L’iPad est d’abord un grand écran, et elle accède avec l’iTunes Store à un choix très large de contenus, tandis que l’App Store lui offre 60.000 applications dédiées. Il a donc suscité de nombreux espoirs, notamment dans le monde de la presse et de l’édition, qui a vu dans l’App Store et l’iBookstore de nouveaux débouchés. Les espoirs font aujourd’hui place aux désillusions, ou plutôt au retour à la réalité après que certains se sont laissés emporter par le discours de Steve Jobs. Ce sera un des défis d’Apple : prouver que son modèle, au-delà des chiffres, est viable et sain, et qu’il peut être la base non pas seulement de jolies histoires de startups du casual gaming, mais aussi de projets ambitieux de sociétés et fournisseurs de contenu de premier plan.

Bref, l’iPad, qui hérite d’une longue histoire chez Apple, vient à la fin d’un cycle tout en en ouvrant un nouveau.

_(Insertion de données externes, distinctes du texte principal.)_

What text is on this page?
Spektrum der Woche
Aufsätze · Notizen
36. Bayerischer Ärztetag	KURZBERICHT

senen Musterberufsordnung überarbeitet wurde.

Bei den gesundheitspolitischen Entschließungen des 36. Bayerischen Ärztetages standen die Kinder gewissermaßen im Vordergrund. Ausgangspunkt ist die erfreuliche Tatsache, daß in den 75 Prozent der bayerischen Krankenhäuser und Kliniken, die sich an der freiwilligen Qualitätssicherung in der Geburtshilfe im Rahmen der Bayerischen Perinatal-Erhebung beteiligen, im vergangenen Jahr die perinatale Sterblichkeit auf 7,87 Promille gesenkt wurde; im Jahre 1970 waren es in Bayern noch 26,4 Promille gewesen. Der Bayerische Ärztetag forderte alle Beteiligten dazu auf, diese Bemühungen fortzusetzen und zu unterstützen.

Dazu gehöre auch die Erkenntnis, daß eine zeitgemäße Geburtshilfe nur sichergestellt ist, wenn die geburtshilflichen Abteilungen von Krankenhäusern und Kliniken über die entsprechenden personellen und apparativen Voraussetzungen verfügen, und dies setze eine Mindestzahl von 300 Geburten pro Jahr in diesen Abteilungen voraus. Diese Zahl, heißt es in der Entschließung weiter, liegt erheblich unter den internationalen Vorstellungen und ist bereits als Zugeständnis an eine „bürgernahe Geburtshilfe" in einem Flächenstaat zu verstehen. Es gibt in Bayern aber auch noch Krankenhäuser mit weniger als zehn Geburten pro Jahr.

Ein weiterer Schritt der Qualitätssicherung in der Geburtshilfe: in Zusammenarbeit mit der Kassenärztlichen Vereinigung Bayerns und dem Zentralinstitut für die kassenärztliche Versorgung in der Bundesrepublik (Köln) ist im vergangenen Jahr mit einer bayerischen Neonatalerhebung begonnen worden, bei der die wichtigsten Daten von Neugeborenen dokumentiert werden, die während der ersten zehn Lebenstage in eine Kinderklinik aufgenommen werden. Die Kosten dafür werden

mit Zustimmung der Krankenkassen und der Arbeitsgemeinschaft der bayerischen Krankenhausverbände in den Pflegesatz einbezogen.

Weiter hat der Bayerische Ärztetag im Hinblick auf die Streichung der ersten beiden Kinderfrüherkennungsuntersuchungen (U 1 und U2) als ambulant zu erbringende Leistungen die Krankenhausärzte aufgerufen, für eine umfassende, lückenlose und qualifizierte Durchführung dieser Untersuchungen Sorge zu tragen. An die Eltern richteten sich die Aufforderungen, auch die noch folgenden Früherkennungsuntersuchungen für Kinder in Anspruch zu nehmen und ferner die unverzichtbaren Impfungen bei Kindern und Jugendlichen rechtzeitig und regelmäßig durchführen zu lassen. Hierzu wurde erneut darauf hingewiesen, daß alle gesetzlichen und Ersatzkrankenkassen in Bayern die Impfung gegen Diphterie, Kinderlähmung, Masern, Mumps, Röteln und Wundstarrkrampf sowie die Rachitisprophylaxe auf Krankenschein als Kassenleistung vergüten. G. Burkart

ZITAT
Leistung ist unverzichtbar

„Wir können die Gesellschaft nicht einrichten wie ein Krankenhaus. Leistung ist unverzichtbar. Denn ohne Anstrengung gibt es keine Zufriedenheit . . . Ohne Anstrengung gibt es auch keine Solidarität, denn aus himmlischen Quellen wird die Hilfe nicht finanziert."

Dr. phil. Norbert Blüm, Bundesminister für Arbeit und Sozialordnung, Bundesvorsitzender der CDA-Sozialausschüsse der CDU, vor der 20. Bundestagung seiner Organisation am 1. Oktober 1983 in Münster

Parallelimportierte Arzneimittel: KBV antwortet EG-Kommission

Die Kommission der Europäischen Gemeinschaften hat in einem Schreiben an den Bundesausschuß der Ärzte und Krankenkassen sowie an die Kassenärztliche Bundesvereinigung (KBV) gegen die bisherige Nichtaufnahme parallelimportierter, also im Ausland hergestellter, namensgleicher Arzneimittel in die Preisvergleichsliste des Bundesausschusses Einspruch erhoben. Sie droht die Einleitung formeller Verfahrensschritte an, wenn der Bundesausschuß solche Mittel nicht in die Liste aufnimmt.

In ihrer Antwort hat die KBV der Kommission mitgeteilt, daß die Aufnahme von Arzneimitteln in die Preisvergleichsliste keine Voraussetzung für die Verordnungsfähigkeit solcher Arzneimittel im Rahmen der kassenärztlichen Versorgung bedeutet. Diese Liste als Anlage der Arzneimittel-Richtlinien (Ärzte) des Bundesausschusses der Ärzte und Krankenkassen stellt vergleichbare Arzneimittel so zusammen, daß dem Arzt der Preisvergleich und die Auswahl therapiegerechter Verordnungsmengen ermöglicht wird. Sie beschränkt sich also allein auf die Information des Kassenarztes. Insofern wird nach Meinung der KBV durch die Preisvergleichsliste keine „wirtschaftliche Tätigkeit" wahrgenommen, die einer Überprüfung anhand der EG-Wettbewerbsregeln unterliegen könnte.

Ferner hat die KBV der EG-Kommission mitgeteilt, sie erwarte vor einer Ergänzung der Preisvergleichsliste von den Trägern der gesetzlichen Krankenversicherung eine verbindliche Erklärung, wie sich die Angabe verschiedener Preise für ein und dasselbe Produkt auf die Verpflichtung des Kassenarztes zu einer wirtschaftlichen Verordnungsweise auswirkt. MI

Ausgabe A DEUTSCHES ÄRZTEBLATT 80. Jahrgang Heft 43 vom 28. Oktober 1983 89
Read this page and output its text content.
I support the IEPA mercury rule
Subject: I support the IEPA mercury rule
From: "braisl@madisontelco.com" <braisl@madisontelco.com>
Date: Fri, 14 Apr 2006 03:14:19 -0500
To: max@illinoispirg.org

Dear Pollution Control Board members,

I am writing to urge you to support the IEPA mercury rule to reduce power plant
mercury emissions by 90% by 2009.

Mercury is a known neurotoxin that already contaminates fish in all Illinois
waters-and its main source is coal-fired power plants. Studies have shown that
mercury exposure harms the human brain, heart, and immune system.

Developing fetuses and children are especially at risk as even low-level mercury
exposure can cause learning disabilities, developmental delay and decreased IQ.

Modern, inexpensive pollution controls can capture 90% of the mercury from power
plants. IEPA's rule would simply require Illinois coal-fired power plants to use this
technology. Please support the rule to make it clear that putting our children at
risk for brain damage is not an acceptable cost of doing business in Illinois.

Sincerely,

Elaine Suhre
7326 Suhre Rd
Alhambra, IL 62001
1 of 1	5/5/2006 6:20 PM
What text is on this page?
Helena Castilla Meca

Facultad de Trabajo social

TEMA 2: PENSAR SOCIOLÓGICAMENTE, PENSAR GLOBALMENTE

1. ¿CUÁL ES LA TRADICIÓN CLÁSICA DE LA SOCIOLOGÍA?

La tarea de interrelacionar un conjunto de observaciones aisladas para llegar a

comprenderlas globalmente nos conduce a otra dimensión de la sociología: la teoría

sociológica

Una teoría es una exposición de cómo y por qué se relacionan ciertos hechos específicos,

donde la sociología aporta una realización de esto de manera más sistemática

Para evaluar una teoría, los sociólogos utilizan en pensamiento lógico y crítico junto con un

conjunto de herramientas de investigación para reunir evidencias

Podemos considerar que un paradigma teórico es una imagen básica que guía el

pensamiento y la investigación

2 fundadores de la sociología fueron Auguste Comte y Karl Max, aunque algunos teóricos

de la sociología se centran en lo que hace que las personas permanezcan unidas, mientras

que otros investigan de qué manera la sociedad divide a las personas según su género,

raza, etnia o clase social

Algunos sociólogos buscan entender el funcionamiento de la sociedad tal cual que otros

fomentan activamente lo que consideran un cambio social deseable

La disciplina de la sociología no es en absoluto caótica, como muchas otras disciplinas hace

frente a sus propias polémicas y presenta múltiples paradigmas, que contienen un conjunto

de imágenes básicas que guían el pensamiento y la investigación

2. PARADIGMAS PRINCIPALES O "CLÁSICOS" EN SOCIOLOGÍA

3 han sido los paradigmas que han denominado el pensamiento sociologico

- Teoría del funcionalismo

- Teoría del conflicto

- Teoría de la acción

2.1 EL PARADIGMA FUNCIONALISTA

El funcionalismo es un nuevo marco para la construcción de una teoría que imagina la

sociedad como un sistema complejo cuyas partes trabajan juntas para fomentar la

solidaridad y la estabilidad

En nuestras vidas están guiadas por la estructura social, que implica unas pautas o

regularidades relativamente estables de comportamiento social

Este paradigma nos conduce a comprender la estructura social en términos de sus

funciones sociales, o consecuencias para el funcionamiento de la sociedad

Mais de nombreuses questions restent en suspens : ce format durera-t-il dans le temps où n’est-il qu’une mode ? Les frontières entre Mac et iPad continueront-elles à s’effacer pour redéfinir l’ordinateur même chez Apple ? Ou peut-être plus simplement et plus près de nous : l’écran Retina sur l’iPad 2, c’est pour aujourd’hui ou pour demain ?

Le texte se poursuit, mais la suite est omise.